L'arbitrage était "une libéralité qui n'avait aucune justification", un choix "extrêmement dangereux" et "la pire des solutions", dit M. Bézard, qui travaille aujourd'hui pour un fonds d'investissement franco-chinois.

Pour mémoire, l'ex-ministre des Finances de Nicolas Sarkozy dans le gouvernement de François Fillon à l'époque des faits est accusée d'avoir pris une décision "malvenue" allant à l'encontre "de l'avis répété" de l'Agence des participations de l'Etat (APE) et d'avoir renoncé de manière "précipitée" à exercer un recours contre la sentence, une fois celle-ci prononcée.

Quant à Bruno Bézard, ancien major de l'ENA qui passe pour un homme à l'intelligence redoutable et aux colères redoutées, son parcours exemplaire de vingt-huit années à Bercy (il a vu passer 13 ministres) l'a mené au poste le plus prestigieux, celui de directeur général du Trésor, auquel il a été nommé sous le quinquennat Hollande.

"Il n'y avait que des avantages à tenter le recours"

A l'APE, "nous étions absolument convaincus (...) que cet arbitrage était fondamentalement contraire aux intérêts de l'Etat", a déclaré Bruno Bézard mercredi à la barre, rapporte l'agence Reuters.

"Ne pas engager de recours était une erreur", a-t-il ajouté, se disant "plus choqué par la rapidité de renonciation au recours que par la rapidité de décision" d'entrer en arbitrage.

Mais à l'époque, ses notes pour la ministre peinent à passer le filtre du cabinet dirigé par M. Richard. M. Bézard n'est pas invité à plusieurs réunions décisives.

Quand tombe la sentence en juillet 2008 qui accorde 403 millions d'euros à l'homme d'affaires avec les intérêts, l'APE veut batailler en justice, ce que Mme Lagarde refuse au motif qu'il y a très peu de chances qu'un recours aboutisse.

Certes, quant au potentiel résultat d'un recours contre l'arbitrage, "il y avait une part de doute considérable", a reconnu Bruno Bézard, selon Reuters. Mais "devant une décision aussi scandaleuse, même si nous avions une chance sur mille de gagner, il n'y avait que des avantages, et aucun inconvénient" à tenter le recours, a-t-il estimé.

Stéphane Richard chargé par Bruno Bézard

Peu après la reprise de l'audience à 09H00, l'avocat de Stéphane Richard, actuel patron d'Orange, annonce à la Cour de justice de la République (CJR) que celui qui fut directeur de cabinet de l'ancienne ministre de l'Economie ne viendra pas témoigner dans la matinée.

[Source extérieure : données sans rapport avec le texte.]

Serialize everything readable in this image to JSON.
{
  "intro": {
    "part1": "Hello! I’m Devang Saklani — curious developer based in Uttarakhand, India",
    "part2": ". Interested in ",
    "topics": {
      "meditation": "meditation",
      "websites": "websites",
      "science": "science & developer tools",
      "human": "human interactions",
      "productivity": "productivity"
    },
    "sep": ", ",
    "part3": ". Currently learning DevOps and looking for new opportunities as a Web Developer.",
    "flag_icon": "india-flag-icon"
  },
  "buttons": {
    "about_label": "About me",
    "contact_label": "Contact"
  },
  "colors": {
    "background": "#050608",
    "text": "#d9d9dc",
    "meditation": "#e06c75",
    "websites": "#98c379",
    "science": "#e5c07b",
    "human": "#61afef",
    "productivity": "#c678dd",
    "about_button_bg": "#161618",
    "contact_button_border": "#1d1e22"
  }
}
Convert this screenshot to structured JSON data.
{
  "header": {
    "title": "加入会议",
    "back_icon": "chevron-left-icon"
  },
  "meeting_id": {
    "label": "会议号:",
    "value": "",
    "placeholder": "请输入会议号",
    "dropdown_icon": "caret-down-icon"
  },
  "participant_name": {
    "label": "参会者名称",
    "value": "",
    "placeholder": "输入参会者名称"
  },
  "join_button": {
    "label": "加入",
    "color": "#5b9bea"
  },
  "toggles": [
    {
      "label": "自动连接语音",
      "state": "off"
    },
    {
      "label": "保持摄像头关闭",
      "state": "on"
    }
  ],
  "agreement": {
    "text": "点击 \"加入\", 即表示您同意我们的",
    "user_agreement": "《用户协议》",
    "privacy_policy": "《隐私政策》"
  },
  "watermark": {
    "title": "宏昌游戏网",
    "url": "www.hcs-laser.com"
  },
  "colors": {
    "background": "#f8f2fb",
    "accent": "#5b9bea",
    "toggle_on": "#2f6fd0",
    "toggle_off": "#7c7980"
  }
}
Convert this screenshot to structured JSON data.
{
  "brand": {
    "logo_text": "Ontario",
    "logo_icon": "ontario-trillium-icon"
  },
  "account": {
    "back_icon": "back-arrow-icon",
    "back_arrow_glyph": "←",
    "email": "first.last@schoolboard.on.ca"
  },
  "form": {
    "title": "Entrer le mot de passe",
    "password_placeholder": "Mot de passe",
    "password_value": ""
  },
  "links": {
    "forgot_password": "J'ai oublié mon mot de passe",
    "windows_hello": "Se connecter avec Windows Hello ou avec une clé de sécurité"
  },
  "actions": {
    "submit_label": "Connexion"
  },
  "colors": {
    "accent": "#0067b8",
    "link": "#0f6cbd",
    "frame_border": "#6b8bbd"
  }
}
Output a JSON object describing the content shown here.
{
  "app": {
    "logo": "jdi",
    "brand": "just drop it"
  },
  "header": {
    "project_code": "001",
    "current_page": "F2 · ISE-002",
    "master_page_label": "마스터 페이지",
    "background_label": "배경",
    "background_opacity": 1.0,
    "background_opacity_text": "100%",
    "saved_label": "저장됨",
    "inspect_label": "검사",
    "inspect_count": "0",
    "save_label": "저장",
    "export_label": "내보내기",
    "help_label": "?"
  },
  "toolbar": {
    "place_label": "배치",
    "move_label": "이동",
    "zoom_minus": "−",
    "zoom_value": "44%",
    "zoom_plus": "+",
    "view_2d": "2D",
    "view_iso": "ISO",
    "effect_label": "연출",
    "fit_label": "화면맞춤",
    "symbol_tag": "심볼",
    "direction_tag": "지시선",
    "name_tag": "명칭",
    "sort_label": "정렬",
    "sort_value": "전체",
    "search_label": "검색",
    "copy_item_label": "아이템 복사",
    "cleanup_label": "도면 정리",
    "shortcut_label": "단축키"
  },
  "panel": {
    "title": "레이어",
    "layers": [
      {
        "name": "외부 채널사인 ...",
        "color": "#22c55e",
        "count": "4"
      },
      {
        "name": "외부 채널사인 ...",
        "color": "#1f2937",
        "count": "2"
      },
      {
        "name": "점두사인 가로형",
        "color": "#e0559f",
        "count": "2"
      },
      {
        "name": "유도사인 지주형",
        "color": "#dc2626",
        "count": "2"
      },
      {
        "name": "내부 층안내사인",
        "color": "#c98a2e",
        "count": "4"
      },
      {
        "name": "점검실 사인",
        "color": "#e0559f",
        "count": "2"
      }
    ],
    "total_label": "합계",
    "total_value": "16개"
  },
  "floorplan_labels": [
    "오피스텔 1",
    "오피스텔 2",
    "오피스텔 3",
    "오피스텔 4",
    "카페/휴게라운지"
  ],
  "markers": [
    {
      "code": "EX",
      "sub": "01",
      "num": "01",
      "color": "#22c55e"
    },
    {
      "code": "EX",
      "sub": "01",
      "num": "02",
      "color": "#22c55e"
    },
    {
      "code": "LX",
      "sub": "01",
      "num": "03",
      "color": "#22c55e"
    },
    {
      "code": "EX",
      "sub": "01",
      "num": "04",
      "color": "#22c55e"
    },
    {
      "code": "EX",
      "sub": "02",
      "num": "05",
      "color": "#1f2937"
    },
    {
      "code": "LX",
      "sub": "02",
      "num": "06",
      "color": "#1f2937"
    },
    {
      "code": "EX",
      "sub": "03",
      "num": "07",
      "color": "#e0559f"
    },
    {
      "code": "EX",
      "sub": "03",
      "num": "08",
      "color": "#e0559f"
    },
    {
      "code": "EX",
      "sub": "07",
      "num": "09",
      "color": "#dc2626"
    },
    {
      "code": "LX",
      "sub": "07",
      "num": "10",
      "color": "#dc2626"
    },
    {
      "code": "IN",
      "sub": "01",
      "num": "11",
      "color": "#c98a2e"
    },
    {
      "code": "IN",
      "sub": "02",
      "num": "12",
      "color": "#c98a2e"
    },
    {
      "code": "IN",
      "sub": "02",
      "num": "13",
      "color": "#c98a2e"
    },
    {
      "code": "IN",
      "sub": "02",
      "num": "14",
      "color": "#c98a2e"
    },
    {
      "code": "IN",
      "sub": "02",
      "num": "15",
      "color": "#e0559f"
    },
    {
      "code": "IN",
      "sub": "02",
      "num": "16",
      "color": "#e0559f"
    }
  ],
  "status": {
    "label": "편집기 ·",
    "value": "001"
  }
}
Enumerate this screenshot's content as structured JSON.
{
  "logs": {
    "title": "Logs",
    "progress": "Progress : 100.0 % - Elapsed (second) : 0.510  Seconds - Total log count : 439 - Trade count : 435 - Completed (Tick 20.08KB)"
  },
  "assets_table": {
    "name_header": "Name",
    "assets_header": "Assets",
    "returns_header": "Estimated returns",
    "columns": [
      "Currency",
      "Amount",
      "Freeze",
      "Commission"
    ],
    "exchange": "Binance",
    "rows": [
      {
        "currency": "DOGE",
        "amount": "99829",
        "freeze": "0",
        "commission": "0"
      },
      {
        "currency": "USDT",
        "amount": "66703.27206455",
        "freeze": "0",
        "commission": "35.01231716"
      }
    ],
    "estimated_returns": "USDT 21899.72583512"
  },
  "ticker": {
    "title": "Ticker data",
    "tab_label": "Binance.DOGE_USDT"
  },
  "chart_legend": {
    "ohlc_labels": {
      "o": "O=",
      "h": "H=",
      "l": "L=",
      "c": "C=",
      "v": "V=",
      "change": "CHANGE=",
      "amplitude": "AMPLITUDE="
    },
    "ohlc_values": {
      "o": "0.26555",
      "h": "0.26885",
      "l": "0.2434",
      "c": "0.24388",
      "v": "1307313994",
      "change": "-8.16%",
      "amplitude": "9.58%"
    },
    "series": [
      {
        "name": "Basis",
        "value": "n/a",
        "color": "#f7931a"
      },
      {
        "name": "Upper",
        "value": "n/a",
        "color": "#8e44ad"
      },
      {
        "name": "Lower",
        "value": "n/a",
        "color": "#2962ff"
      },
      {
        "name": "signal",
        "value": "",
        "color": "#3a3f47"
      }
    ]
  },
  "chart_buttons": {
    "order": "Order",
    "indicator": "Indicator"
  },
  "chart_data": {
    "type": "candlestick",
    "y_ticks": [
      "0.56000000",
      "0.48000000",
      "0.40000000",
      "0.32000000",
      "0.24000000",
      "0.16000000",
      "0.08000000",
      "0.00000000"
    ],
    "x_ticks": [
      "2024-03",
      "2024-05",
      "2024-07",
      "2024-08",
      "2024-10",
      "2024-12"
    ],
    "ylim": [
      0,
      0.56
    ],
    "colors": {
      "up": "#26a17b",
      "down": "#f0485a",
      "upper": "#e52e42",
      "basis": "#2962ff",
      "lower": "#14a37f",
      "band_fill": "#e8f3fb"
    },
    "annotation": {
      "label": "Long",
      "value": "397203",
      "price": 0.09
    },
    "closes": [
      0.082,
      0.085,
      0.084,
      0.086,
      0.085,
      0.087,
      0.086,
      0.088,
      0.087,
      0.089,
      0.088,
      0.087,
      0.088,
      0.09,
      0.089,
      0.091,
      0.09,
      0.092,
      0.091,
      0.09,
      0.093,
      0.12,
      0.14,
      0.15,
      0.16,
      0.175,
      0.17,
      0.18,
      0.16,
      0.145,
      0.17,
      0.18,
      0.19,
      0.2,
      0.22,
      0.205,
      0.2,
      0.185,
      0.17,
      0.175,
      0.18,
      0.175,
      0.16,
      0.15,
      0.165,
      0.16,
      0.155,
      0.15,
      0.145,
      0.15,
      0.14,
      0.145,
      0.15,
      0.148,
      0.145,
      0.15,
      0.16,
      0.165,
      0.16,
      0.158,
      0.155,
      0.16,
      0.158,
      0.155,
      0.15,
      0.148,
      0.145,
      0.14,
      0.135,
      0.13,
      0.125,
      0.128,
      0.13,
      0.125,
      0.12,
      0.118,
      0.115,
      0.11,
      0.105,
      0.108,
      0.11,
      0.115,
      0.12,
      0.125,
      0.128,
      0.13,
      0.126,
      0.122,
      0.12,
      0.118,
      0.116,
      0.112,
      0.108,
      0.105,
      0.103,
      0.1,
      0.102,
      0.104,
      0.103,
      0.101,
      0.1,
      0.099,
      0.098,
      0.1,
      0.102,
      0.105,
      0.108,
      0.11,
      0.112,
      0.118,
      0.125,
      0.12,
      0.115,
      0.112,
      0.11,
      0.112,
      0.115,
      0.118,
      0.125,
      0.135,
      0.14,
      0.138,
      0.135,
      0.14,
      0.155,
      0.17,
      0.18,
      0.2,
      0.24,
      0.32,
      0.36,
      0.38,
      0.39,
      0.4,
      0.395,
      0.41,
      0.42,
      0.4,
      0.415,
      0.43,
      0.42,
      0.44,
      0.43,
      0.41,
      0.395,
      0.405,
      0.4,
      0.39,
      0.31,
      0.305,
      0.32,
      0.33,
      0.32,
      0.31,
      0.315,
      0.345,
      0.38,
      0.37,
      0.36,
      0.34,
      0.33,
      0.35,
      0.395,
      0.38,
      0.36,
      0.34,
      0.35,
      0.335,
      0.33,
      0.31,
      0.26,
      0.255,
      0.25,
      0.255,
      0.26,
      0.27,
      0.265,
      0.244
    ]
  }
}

Or Bruno Bézard, ce mercredi, va aussi charger la barque du patron d'Orange qui, selon lui, voulait "quoiqu'il arrive aboutir à un arbitrage" en raison de sa "compréhension assez poussée des intérêts de M. Tapie".

Depuis le début du procès, lundi, Christine Lagarde insiste sur la "confiance" qu'elle portait à son directeur de cabinet Stéphane Richard pour le traitement de ce dossier. Elle dit s'être reposée sur lui pour la décision d'entrer en arbitrage, mais avoir personnellement étudié de près la question du recours.

M. Richard, considéré comme l'un des hommes-clés de l'arbitrage Tapie qui vaut à Mme Lagarde d'être jugée, est lui-même mis en examen dans le volet non ministériel de l'enquête, ce qui lui donne des droits pour assurer sa propre défense.